EarthSystemCoG / COG

COG source code
BSD 3-Clause "New" or "Revised" License
8 stars 16 forks source link

Enable creation of wget scripts with no duplicates #1307

Open LucaCinquini opened 8 years ago

LucaCinquini commented 8 years ago

Who: Karl Taylor

t's not obvious to me how I should create a wget script that can retrieve all available output (but not duplicates) for a search satisfying:

CMIP5 1pctCO2 mon atmos Amon r1i1p1

If I click on "show all replicas" I will get results for 33 models and many, many duplicates. If I click on "search local node only (including all replicas), I miss 11 models and I still get a few duplicates. If I add "Datanode = "aims3.llnl.gov" to my search, I miss the same 11 models, and the datasets for two models are split into two (each containing only some of the dataset variables).

I would like to get 33 models, but not any duplicates. Can this be done?

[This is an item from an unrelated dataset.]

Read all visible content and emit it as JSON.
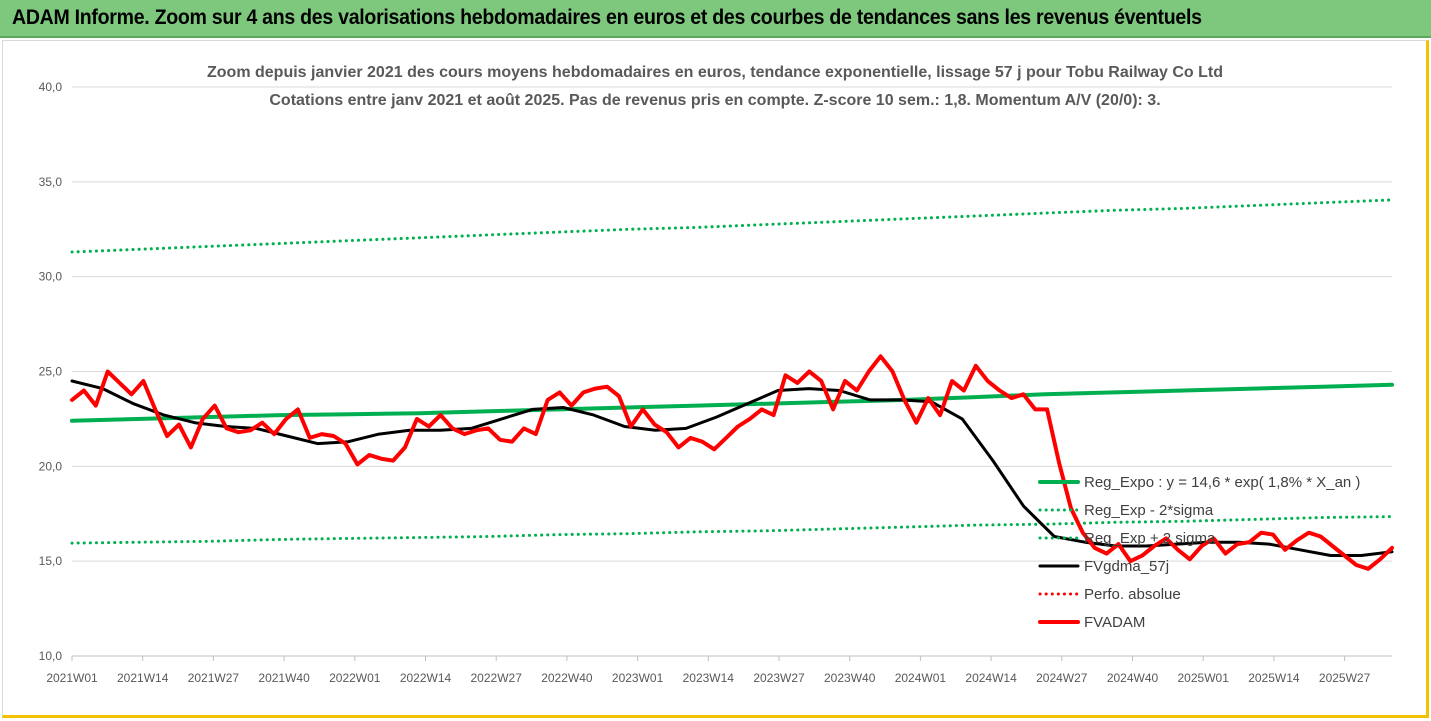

LucaCinquini commented 8 years ago

Possible strategies:

o Return no duplicates when executing the Solr search - can this be done over a distributed search ? o Remove duplicate when the wget script is created (might not be possible because they are created for a single index node)

o Have an option "Remove duplicates" in the data cart Need to create a dictionary of the form (datase_id) : ( node1, node2, ...) and expose that information to the user to select which node to remove duplicates from.